Meteorologici saluti.
Francesco
 
Ciao, infine ...

Dopo un tempo infinito segnato dalle traversie di Stefania, dopo un rientro solitario in Italia (a Stefania hanno negato il permesso di volare), dopo un ritorno (via Doha) che ha visto ritardi degni delle lungaggini burocrazie bizantine, dopo tutto ciò è molto altro ancora si è fatta nuovamente – e finalmente – l’ora di tornare in campo!

Sveglia di prima mattina (ma … senza esagerare!!!) e via verso Rietvlei Dam, come distanza (quelli nati sotto il “cuppolone” capiranno meglio) è – più o meno - come Roma/Lavinio ma può, ugualmente permettere incontri interessanti. Finito il breve preambolo faccio parlare qualche breve immagine:

  • Abbiamo, ovviamente, evitato coffee-shop e pic-nic area!

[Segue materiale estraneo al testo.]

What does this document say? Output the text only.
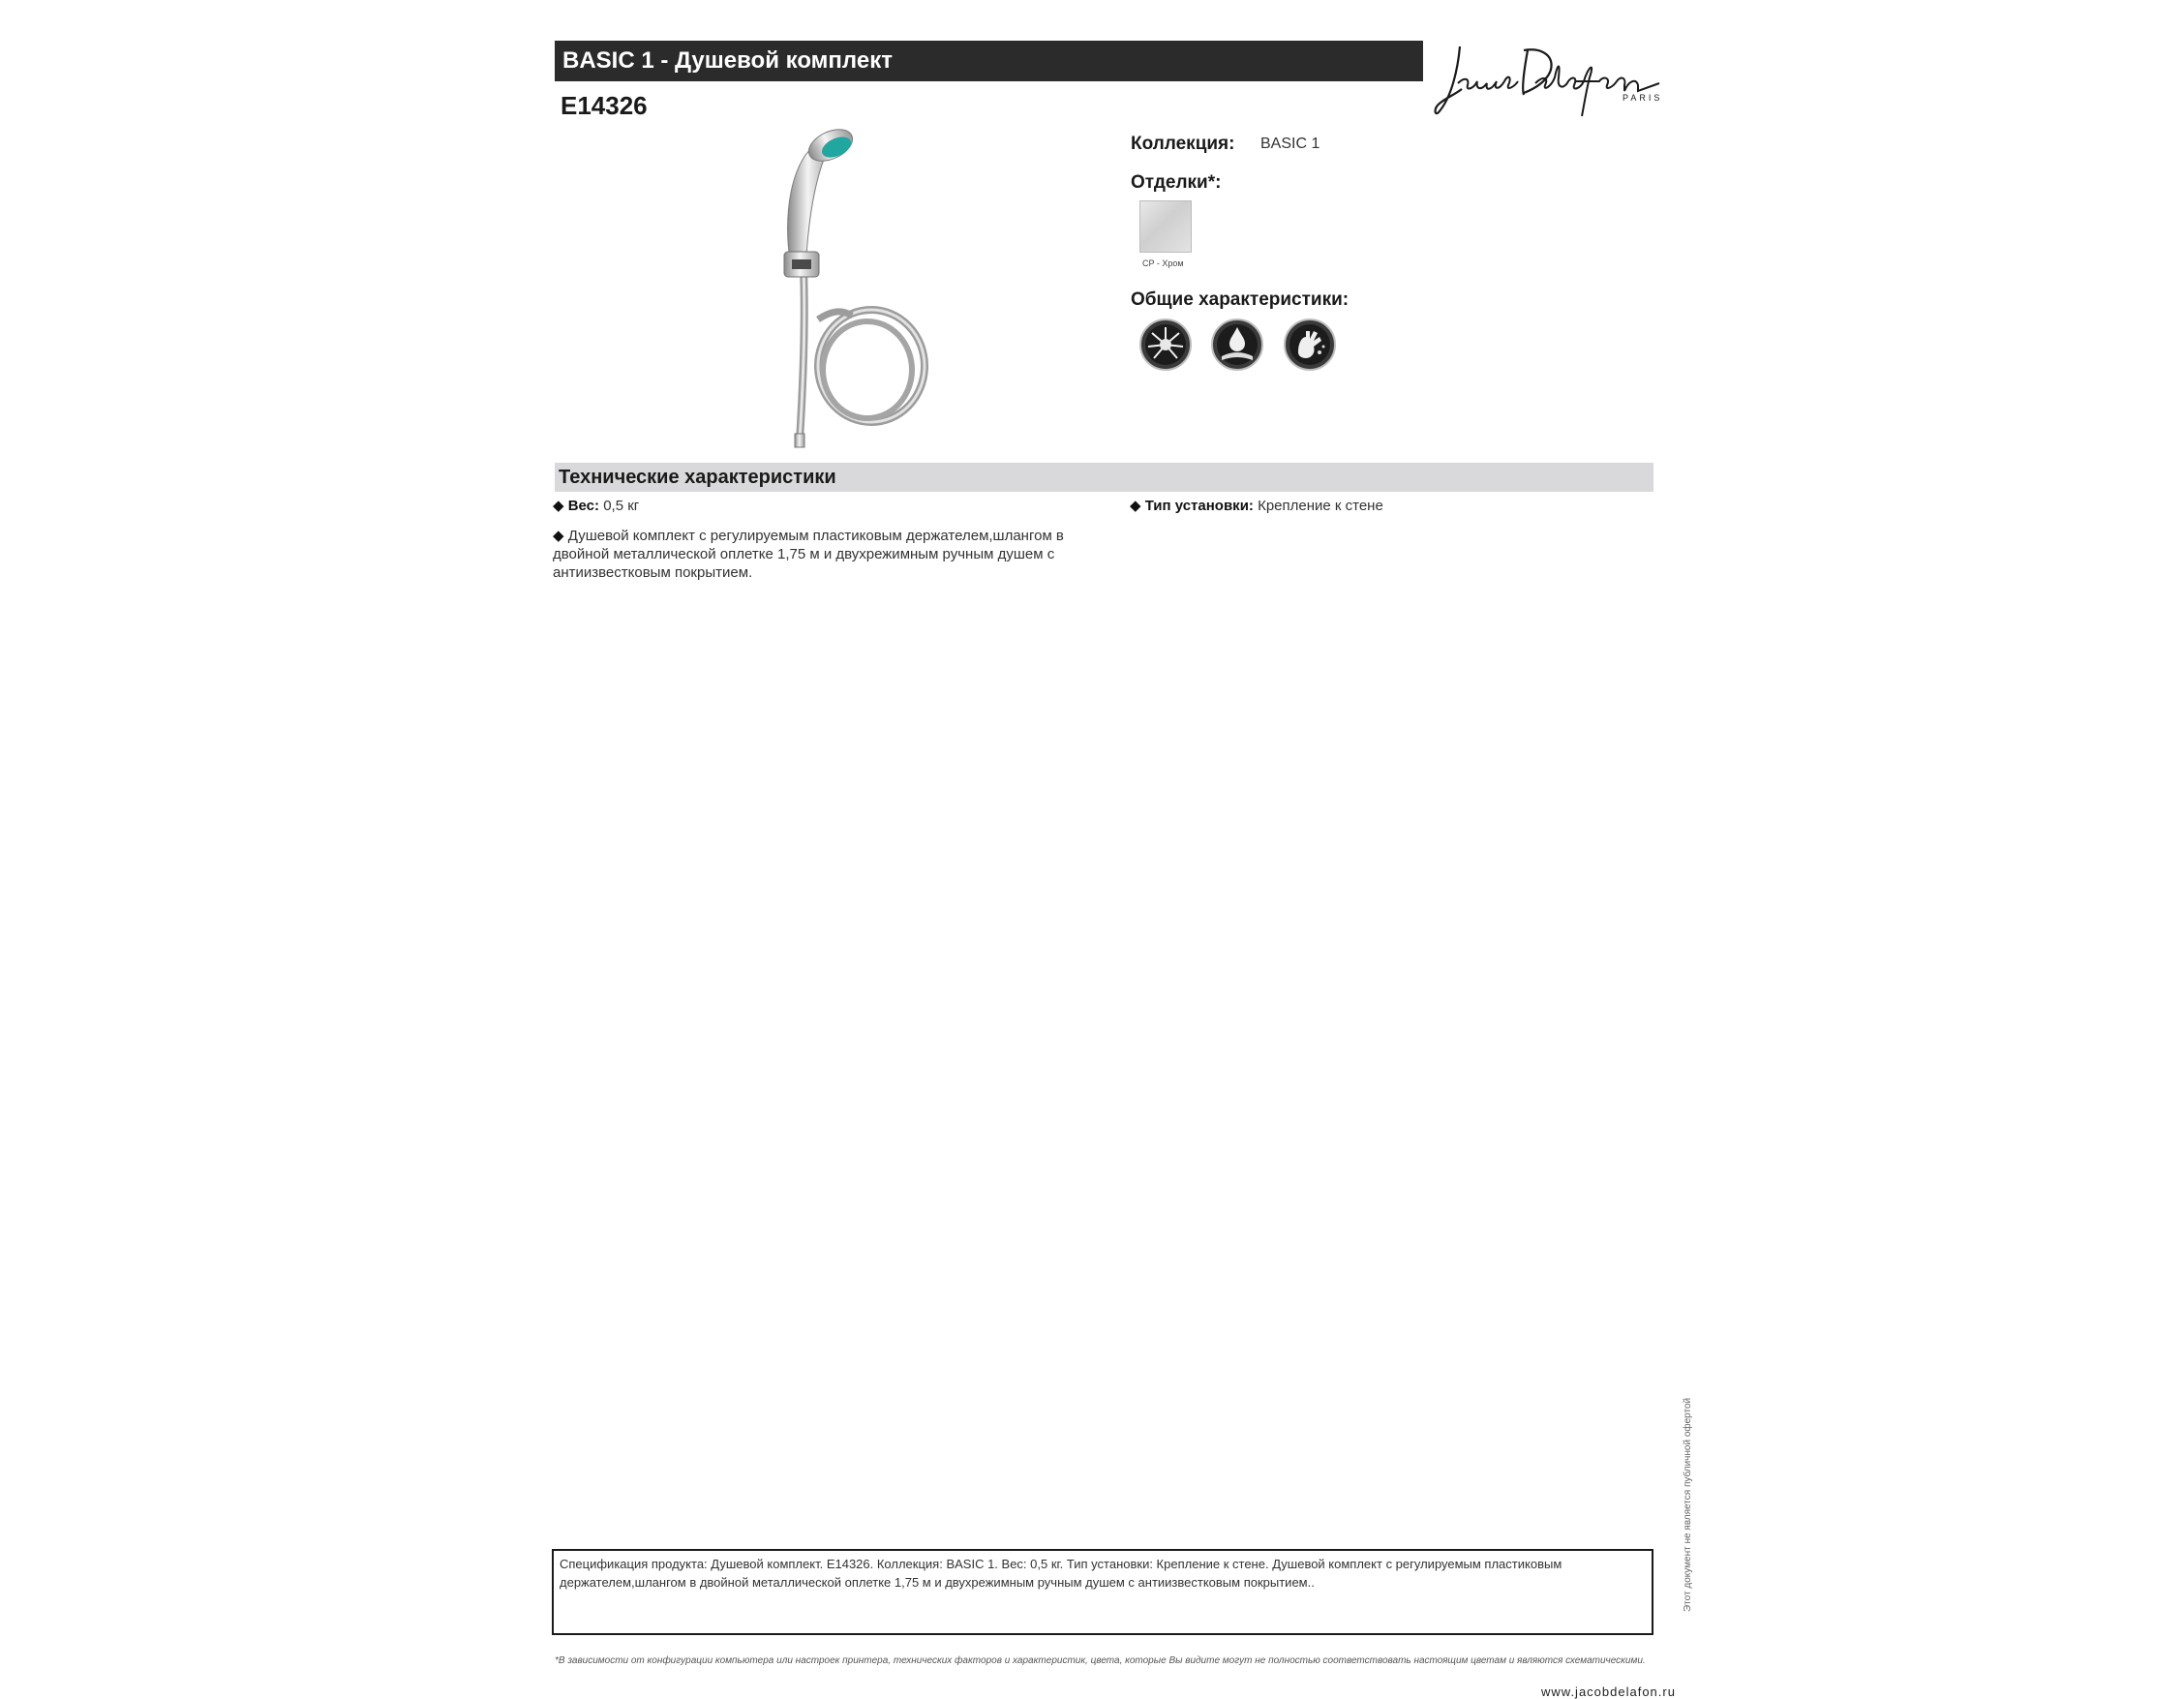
BASIC 1 - Душевой комплект
E14326	PARIS
Коллекция: BASIC 1
Отделки*:
CP - Хром
Общие характеристики:
Технические характеристики
◆ Вес: 0,5 кг	◆ Тип установки: Крепление к стене
◆ Душевой комплект с регулируемым пластиковым держателем,шлангом в двойной металлической оплетке 1,75 м и двухрежимным ручным душем с антиизвестковым покрытием.
Спецификация продукта: Душевой комплект. E14326. Коллекция: BASIC 1. Вес: 0,5 кг. Тип установки: Крепление к стене. Душевой комплект с регулируемым пластиковым держателем,шлангом в двойной металлической оплетке 1,75 м и двухрежимным ручным душем с антиизвестковым покрытием..
*В зависимости от конфигурации компьютера или настроек принтера, технических факторов и характеристик, цвета, которые Вы видите могут не полностью соответствовать настоящим цветам и являются схематическими.
www.jacobdelafon.ru
Этот документ не является публичной офертой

Va bene prendersela comoda ma non esageriamo!
  • Tutto è secco: qui l’inverno – quest’anno abbastanza breve e, tranne poche nottate gelide, non eccessivamente freddo – corrisponde alla stagione secca.

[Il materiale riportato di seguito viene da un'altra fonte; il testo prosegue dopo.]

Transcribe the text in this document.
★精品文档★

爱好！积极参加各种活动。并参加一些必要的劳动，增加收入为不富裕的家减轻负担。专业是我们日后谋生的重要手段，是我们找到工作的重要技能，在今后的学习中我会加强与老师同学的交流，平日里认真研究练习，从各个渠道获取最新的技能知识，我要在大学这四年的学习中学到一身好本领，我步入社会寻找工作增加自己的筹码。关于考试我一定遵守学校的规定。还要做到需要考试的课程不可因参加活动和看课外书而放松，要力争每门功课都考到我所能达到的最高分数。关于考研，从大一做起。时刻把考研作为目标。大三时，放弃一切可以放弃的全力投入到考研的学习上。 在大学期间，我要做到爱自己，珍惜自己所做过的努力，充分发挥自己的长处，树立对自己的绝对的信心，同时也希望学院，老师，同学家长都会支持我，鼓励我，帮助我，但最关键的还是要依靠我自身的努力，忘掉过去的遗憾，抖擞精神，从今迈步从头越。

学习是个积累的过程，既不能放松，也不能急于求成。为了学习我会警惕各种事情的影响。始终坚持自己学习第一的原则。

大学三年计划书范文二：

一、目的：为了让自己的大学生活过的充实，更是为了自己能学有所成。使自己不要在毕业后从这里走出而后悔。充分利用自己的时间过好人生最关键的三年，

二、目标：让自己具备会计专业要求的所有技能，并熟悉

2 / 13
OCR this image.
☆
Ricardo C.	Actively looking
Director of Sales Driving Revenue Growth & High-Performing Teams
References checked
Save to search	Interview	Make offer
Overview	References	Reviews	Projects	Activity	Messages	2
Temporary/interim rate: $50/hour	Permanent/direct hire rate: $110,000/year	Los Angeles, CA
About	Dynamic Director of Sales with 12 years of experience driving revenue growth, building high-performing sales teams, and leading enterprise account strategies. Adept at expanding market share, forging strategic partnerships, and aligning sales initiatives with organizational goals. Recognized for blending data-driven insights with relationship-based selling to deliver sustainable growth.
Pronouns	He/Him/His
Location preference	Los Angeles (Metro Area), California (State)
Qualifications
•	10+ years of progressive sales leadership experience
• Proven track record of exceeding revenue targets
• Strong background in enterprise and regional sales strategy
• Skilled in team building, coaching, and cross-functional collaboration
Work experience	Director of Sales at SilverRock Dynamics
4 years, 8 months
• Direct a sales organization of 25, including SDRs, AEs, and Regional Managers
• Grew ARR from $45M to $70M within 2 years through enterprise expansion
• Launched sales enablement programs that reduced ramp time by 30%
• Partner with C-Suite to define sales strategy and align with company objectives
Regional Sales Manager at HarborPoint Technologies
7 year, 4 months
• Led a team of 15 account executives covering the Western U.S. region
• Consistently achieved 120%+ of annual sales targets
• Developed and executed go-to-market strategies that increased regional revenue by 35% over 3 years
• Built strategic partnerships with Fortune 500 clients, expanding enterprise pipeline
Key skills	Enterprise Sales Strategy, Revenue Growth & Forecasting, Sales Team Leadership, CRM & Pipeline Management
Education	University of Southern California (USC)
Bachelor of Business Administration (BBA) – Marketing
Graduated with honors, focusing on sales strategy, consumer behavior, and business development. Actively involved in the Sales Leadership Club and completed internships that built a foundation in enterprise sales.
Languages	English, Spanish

  • Per fortuna pozze d’acqua ce ne sono in abbondanza. Da sempre accanto ad esse è più facile fare incontri. Le “groppe” sotto l’albero sono bufali.

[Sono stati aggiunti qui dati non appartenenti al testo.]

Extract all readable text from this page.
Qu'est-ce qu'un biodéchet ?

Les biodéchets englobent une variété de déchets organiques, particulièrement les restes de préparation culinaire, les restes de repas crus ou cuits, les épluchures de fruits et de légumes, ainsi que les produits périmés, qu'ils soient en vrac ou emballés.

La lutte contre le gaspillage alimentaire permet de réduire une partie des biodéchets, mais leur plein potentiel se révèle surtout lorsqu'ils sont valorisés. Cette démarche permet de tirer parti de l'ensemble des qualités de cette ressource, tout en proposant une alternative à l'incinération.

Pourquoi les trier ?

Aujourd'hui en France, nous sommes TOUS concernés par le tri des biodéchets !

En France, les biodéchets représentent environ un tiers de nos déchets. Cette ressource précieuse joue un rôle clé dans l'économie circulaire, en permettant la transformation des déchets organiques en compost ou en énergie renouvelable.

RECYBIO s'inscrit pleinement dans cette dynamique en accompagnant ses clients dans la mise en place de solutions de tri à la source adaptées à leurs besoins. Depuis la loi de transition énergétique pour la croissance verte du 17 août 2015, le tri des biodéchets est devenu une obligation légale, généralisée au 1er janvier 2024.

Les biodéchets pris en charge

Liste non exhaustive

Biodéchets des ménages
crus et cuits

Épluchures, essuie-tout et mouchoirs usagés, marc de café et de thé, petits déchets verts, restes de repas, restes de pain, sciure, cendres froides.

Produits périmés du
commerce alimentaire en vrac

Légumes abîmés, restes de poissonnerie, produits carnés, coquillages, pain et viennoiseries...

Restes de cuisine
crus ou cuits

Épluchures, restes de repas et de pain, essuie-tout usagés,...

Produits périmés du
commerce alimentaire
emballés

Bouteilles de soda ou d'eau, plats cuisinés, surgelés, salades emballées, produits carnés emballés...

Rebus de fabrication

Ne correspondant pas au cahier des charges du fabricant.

  • Immagini come questa ti rammentano che l’Africa è … “terra violenta”.
  • Qui bisogna saper guardare! I due “mucchi scuri” nascosti nella vegetazione sono due rinoceronti.
  • Il fuoco ha una sua precisa funzione “ambientale” (quando non sfugge di mano): sulla terra bruciata la prima cosa che rispunta è l’erba, alimento principe di tutti gli erbivori della savana. Però osservata a “bocce ferme” non è un bello spettacolo.
  • In questa zona – dove probabilmente il fuoco è passato già da un po' – si nota l’erba (chiara sul terreno scuro) che sta ricrescendo. Una zebra riposa all’ombra di un grande albero che, vista la taglia, sopporta il fuoco con più facilità.
  • Un corso d’acqua del genere, che già si intravedeva nell’immagine precedente, rende la crescita più veloce: qui non si nota nulla, o quasi.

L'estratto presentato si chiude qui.